In a dozen clinical trials conducted in Europe, involving thousands of alcohol abusers, 50 per cent of acamprosate users maintained sobriety for three months without relapse, compared to 39 per cent of the placebo group. (The distressingly low numbers are testimony to the fierce mechanism of relapse.)

Topamax shows a similar mechanism of action. Earlier, researchers from the University of Texas conducted topiramate studies at the South Texas Addiction Research and Technology Center, later published in Lancet. Alcoholic patients achieved a rate of continuous abstinence six times higher than those in a placebo group did. They also reported fewer cravings, compared to a placebo group.

The downside to Topiramate may prove to be side effects. The NIAAA’s Raye Z. Litten, chief of treatment research, believes that the drug may ultimately be a strong player. “On the other hand,” he cautions, “Topiramate appears to have more severe side-effects than naltrexone and acamprosate.” Litten argues that greater efforts at testing are needed.

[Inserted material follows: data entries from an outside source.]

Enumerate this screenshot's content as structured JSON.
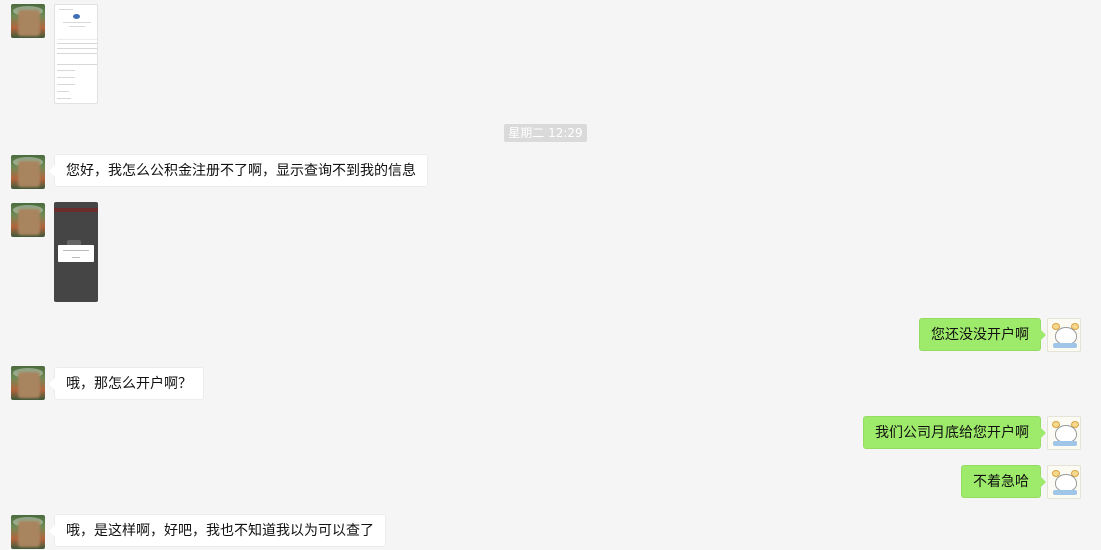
{
  "timestamp": "星期二 12:29",
  "messages": [
    {
      "side": "left",
      "type": "image",
      "desc": "screenshot-light"
    },
    {
      "side": "left",
      "type": "text",
      "text": "您好，我怎么公积金注册不了啊，显示查询不到我的信息"
    },
    {
      "side": "left",
      "type": "image",
      "desc": "screenshot-dark"
    },
    {
      "side": "right",
      "type": "text",
      "text": "您还没没开户啊"
    },
    {
      "side": "left",
      "type": "text",
      "text": "哦，那怎么开户啊？"
    },
    {
      "side": "right",
      "type": "text",
      "text": "我们公司月底给您开户啊"
    },
    {
      "side": "right",
      "type": "text",
      "text": "不着急哈"
    },
    {
      "side": "left",
      "type": "text",
      "text": "哦，是这样啊，好吧，我也不知道我以为可以查了"
    }
  ],
  "colors": {
    "background": "#f5f5f5",
    "bubble_left": "#ffffff",
    "bubble_right": "#9eea6a",
    "timestamp_bg": "#dadada"
  },
  "icons": {
    "left_avatar": "blurred-person-avatar",
    "right_avatar": "cartoon-sheep-avatar"
  }
}
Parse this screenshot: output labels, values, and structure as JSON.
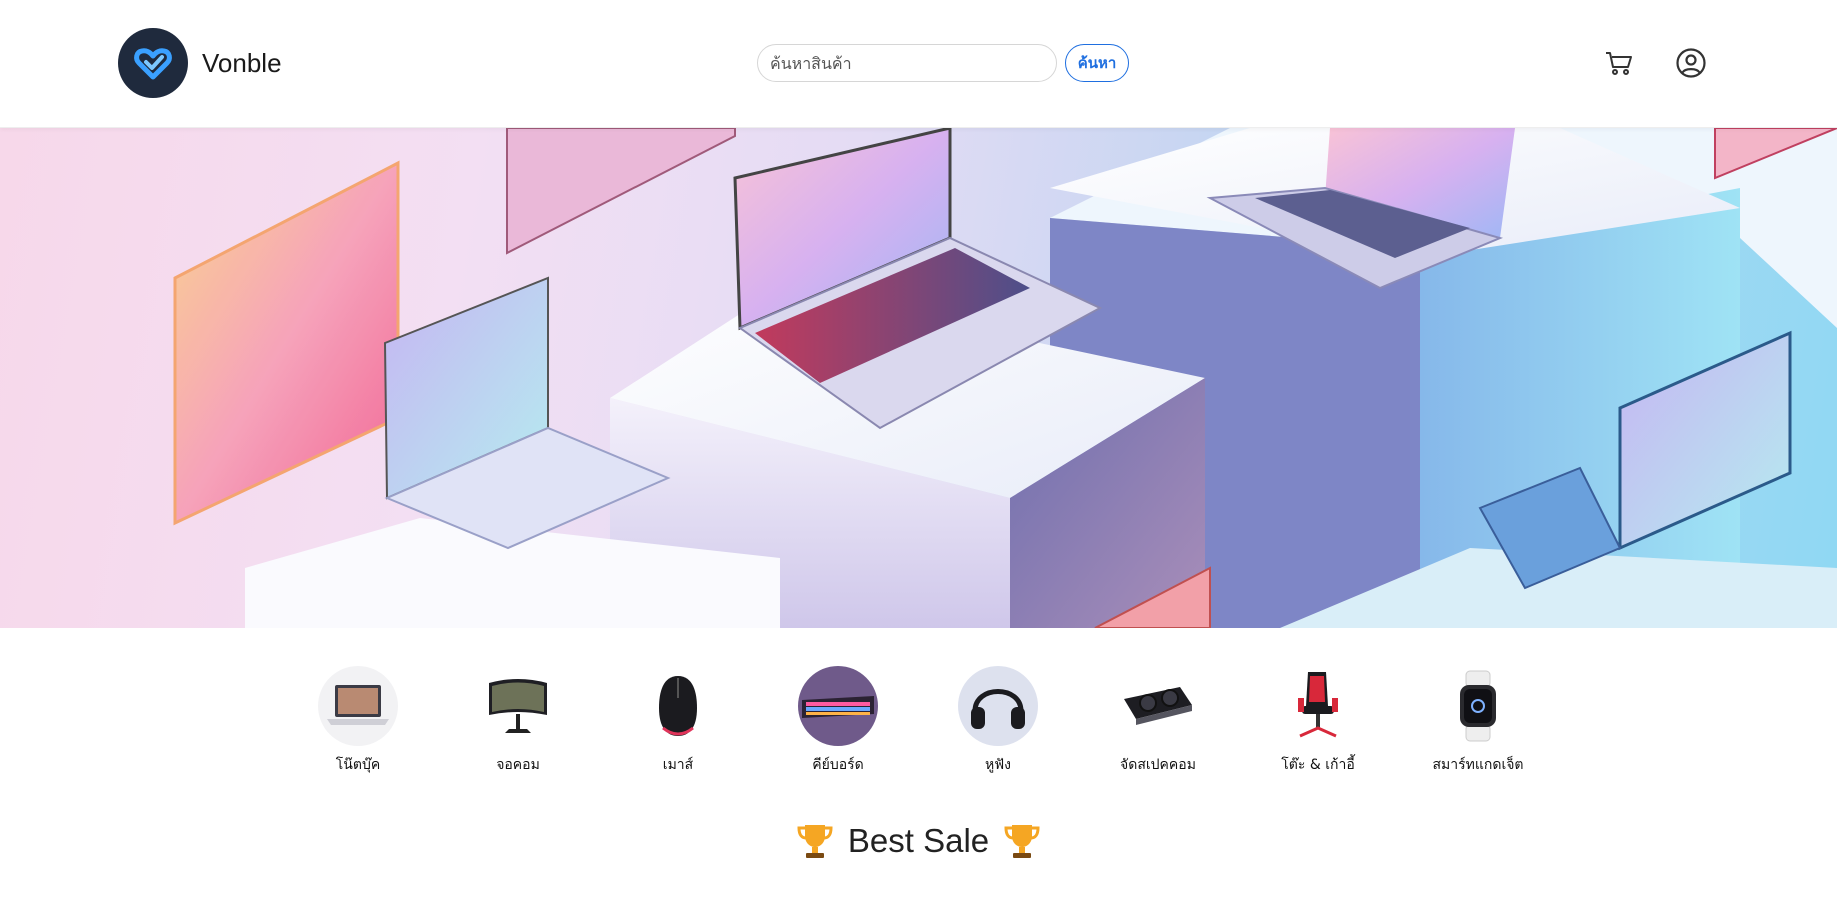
{
  "header": {
    "brand": "Vonble",
    "search": {
      "placeholder": "ค้นหาสินค้า",
      "value": ""
    },
    "search_button_label": "ค้นหา",
    "icons": [
      "cart-icon",
      "user-icon"
    ]
  },
  "hero": {
    "image": "banner-laptops-on-pedestals"
  },
  "categories": [
    {
      "label": "โน๊ตบุ๊ค",
      "icon": "laptop"
    },
    {
      "label": "จอคอม",
      "icon": "monitor"
    },
    {
      "label": "เมาส์",
      "icon": "mouse"
    },
    {
      "label": "คีย์บอร์ด",
      "icon": "keyboard"
    },
    {
      "label": "หูฟัง",
      "icon": "headphones"
    },
    {
      "label": "จัดสเปคคอม",
      "icon": "graphics-card"
    },
    {
      "label": "โต๊ะ & เก้าอี้",
      "icon": "gaming-chair"
    },
    {
      "label": "สมาร์ทแกดเจ็ต",
      "icon": "smartwatch"
    }
  ],
  "best_sale": {
    "title": "Best Sale",
    "icon": "trophy-icon"
  },
  "colors": {
    "accent": "#1f6fe0",
    "logo_bg": "#1f2a3d",
    "logo_mark": "#3aa0ff"
  }
}
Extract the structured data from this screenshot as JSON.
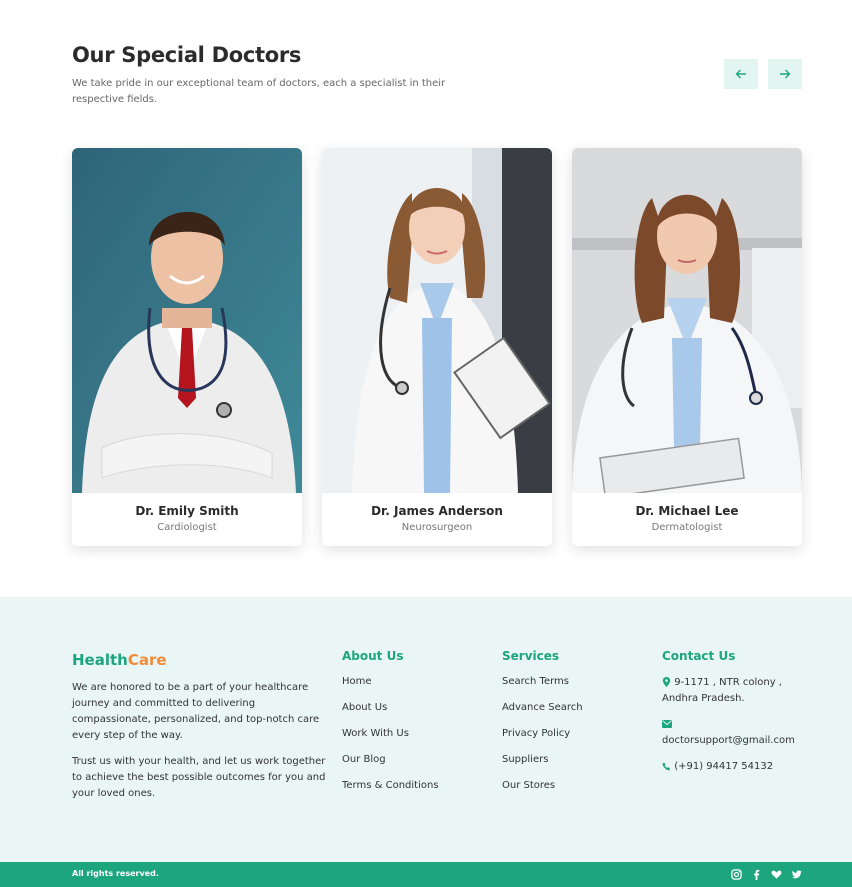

The National Institutes of Health (NIH) estimated that it would be sponsoring more than 30 new clinical trials of drugs for alcoholism in the next few years. The JAMA editorial, “Medications to Treat Alcohol Dependence,” concludes that the pace of development for alcoholism drugs in increasing. “A solid understanding of the neurobiology of alcohol addiction is providing the framework for multiple avenues of further medication development.”